ИВ. ШМЕЛЕВЪ

Ледяной домъ

(Изъ дѣтскихъ воспоминанiй).

Посвящается В. Ө. Зеелеру

 

По Горкину и вышло: и на Введенье не было ростепели, а еще пуще морозъ. Всѣ окошки обледенѣли, а воробьи на брюшко припадали, ножки не отморозить бы. Говорится – «Введенье ломаетъ леденье», а не всегда: тайну премудрости не прозришь. И Брюсъ-колдунъ въ «Крестномъ Календарѣ» грозился, – рѣки будто вскрываться станутъ, - и по его не вышло. А въ старину бывало. Горкинъ сказывалъ, - разъ до самаго до Введенья такая теплынь стояла, что черемуха зацвѣла. У Бога всего много, не дознаться. А онъ , дознавался. Тоже, всего не угадаешь. Думали – до Казанской Машину свадьбу справить, - съ Денисомъ они сосватались, а пришлось отложить за Святки: такой нарывъ у ней на губѣ нарвалъ, все даже лицо перекосило, куда такую уродину къ вѣнцу везти. Дворникъ Гришка-охальникъ смѣялся все: «не цѣлуйся до сроку, онъ тебѣ усомъ и накололъ!»

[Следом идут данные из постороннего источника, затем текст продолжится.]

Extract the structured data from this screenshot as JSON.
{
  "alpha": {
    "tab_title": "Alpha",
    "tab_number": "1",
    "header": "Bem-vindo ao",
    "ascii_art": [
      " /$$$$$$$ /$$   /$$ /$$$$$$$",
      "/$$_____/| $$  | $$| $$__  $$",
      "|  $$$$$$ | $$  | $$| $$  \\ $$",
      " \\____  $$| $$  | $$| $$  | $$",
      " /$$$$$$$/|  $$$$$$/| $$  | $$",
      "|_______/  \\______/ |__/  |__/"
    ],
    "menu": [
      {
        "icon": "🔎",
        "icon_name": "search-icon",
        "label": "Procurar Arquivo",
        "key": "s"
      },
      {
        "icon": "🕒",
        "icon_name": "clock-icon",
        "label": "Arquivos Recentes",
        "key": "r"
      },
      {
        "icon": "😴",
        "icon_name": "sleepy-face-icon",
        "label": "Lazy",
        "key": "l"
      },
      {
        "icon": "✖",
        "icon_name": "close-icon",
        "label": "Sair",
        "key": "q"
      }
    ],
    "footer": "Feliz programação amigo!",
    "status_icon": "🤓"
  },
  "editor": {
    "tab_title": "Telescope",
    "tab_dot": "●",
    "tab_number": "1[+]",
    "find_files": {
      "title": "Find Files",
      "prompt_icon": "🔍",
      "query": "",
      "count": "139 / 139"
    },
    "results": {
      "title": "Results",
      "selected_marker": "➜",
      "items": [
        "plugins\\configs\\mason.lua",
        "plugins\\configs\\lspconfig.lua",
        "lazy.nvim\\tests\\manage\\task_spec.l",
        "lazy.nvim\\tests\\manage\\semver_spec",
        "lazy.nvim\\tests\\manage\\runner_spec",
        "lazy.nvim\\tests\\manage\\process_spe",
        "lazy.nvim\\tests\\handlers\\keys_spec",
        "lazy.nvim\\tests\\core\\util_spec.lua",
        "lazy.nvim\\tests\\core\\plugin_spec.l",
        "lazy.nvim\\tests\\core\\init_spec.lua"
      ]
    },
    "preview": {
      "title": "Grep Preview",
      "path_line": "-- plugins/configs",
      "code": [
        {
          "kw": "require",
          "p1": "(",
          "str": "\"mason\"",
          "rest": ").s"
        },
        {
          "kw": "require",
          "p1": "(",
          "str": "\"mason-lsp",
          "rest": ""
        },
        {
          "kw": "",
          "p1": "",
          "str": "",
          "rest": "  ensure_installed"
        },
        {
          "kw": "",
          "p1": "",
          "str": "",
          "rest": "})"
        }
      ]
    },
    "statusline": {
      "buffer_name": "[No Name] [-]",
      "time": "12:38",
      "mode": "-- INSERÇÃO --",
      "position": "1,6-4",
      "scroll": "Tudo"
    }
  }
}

Отецъ оттепели боится: начнемъ «ледяной домъ» – все и пропадетъ. И Горкинъ все безпокоится: ввязались не въ свое дѣло, а все скорнякъ. А скорнякъ обижается: «я только книжку далъ, какъ въ Питерѣ «ледяной домъ» былъ, живого хохла залили, онъ и заледенѣлъ, какъ столбъ… Сергѣй Иванычъ и загорячились – построю «ледяной домъ», публику удивимъ!» Василь-Василичъ – какъ угорѣлый, и Денисъ съ нимъ мудруетъ, а толкомъ никто не знаетъ, какъ «ледяной домъ» строить. Горкинъ че-го не знаетъ, и то не можетъ, дѣло-то непривычное. Спрашиваю его – «а зацчикъ-то, ледяную избушку, могъ?» А онъ серчаетъ: «назвонили на всю Москву, и въ вѣдомостяхъ напечатали, а ничего не ладится». - «А зайчикъ-то… могъ?» А онъ - «зайчикъ-зайчикъ…» - и плюнулъ въ снѣгъ. Никто и за портомойнями не глядитъ, подручные тамъ воруютъ. Горкину пришлось ѣздить – досматривать. И только и разговору – про «ледяной домъ». Василь-Василичъ праздникъ, по трактирамъ все дознаетъ, у самыхъ дошлыхъ. И дошлые ничего не могутъ.

Повезли ледъ съ Москва-рѣки, а онъ бьется, силы-то не набралъ. Стали въ Зоологическомъ прудовой пилить, а онъ подъ пилой крошится, не дерево. Даже архитекторъ отказался – ни за какiя тысячи! Ужъ Василiй Сергѣичъ взялся, съ одной рукой, который бани расписывалъ, планъ-то нарисовалъ, а выводить какъ – не знаетъ. Всѣ мы и прiуныли, одинъ Василь-Василичъ куражится. Прибѣжитъ къ ночи, весь обмерзлый, борода въ сосулькахъ, и лохмы совсѣмъ стеклянные, и все-то ухаетъ, манеру такую взялъ: «ухъ-ты-ы... такого навертимъ – ахнутъ!» Скорнякъ и посмѣялся: «поставитъ тебя замѣсто того хохла – вотъ и ахнутъ.»

 

*

 

Въ кабинетѣ – «сборъ всѣхъ частей»: отецъ совѣтуется , какъ быть. Горкинъ – «первая голова», Василь-Василичъ, старичокъ Василiй Сергѣичъ, одинъ рукавъ у него болтается, и старый штукатуръ Парменъ, мудрѣющiй. Василь-Василичъ чуть на ногахъ стоитъ, отъ его полушубка пахнетъ, подъ валенками мокро отъ сосоулекъ. Отецъ, подперевъ голову, глядитъ въ планъ.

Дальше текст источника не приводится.